Quand il était loupiot du côté de Lyon, Matthieu Fromont cajolait le bitume sur un skate, écoutait de la musique africaine, de l’afro beat, du hip hop, du reggae, du mauvais rock. Un jour, le blues. Il découvre les disques de son père et s’établit bluesman professionnel. On est en 1994, il a 22 ans, il monte à Paris et fonde le groupe Bo Weavil, un trio, un duo, ça dépend des jours. Jusqu’en 2007, Bo Weavil est cité comme le parangon du blues trad. Trois grands albums, deux chez Lenox, un chez A*Rag/Wagram. Matthieu rejoue la chronologie du blues : les années 20 et 30 d’abord puis, l’électricité venant, l’immédiate après-guerre de Memphis, façon Joe Hill Louis. Quelques belles tournées européennes plus tard : un divorce, deux divorces et quelques galères. Il déménage à Nantes et revient tout seul chez Lenox. Bo Weavil, c’est lui désormais, comme d’autres s’appellent Bo Derek ou Bo Diddley. Un album fringant sous ce nom : Split Up, basse électrique, guitares cristallines, réverbe, années 60. Le public de Lenox est essentiellement composé de rockies revivalistes. Hors label, il a les parterres du blues. En 2013, la rupture. Matthieu passe chez Dixiefrog et sort Mr. Bo Weavil. Il croyait rattraper l’histoire du blues, il est cueilli par son adolescence, les beats d’harmo hip hop, les arpèges africains, le son de sa solitude dans un home studio en Vendée, son dernier domicile connu. Un funk de one man band. “J’avais passé deux ans à mettre au point des situations scéniques avec des stomps analogiques, j’ai eu tout-à-coup besoin de voir du monde.”

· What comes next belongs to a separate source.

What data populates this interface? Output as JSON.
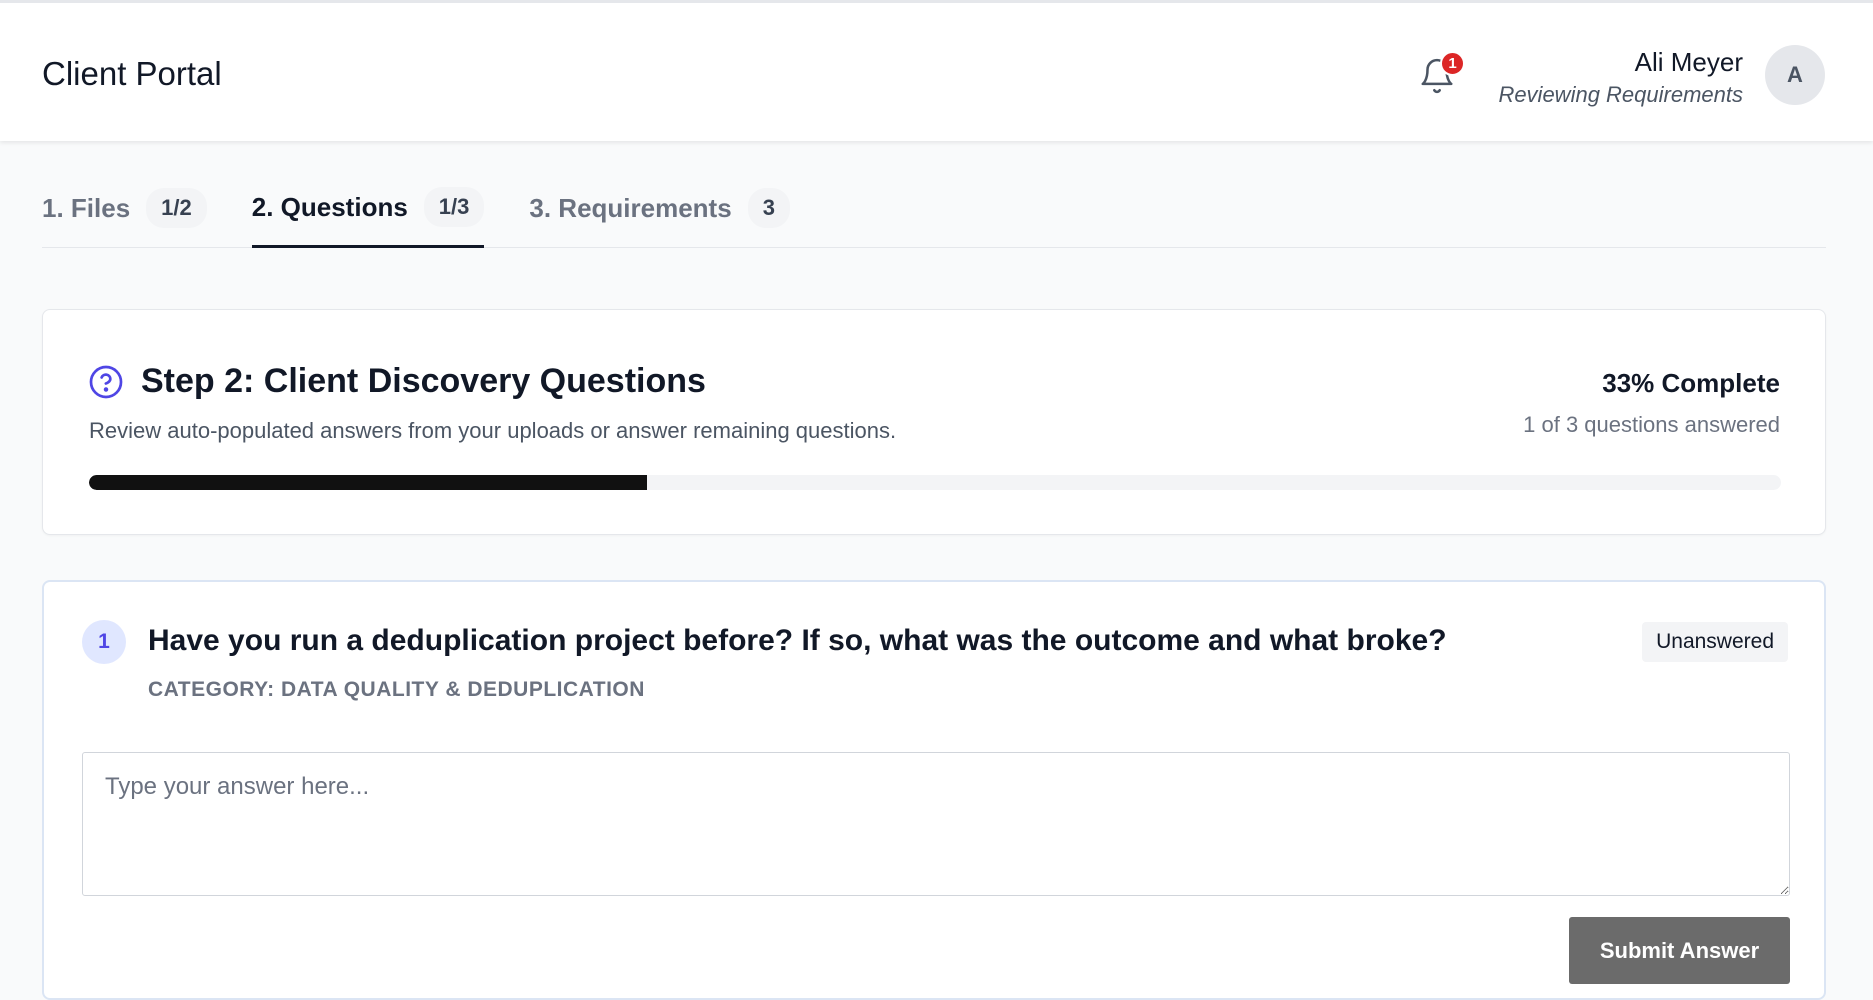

Bo Weavil se souvient avoir été fan de funk psyché dans le temps, il adorait George Duke, ses albums Dukey Stick et Reach For It, Taj Mahal, Ben Harper et les deux premiers Kravitz, fusions de rock, de reggae, de folk et de funk, le Sheffield Steel de Joe Cocker… produit par “le plus grand producteur de tous les temps”, Chris Blackwell. Direction les 70’s, afro beat et funk rock. Il nomme cet hybride pulp blues.

A Son of Pride
Sauf Bastien Alzuria, le soliste, Bo Weavil réunit une garde venue du funk : Alain Baudry (“un jeu de grosse caisse exceptionnel, vital pour le funk”), Nicolas Mary aux claviers, Igor Pichon à la basse, Yvan Don Tamayo aux percus. Tout ce monde débarque chez lui pour une séance de pré-prod, trois jours de travail et d’apéros, deux home-studios. “C’était comme une répète en live. Les musiciens étaient libres des arrangements, ils les pliaient en un quart d’heure.” Les prises libèrent une énorme gifle qu’ils ne retrouveront pas, sept mois plus tard, lors de la séance au propre. Bo Weavil et Simon Oriot, l’ingénieur du son, décident alors d’exploiter les bouts d’essai. Six titres, sur les dix de l’album, sont pris sur ces trois jours de réglages et transfusés à la nitro, un merdier à mixer. Les dents grincent chez Dixiefrog, mais Bo Weavil a une méchante envie de fracasser la baraque.
Et maintenant ? “Je garde le band pour les grandes scènes, je passe en one man band sur les petites. Je ne veux pas d’une formule bâtarde, genre band en comité restreint. Je me suis bricolé des stomps electro que j’utilise en one man band. Tout en temps réel, rien de préenregistré. Je produis un blues dance floor qui fonctionne au poil, et… je crois bien être le seul à sonner ainsi.”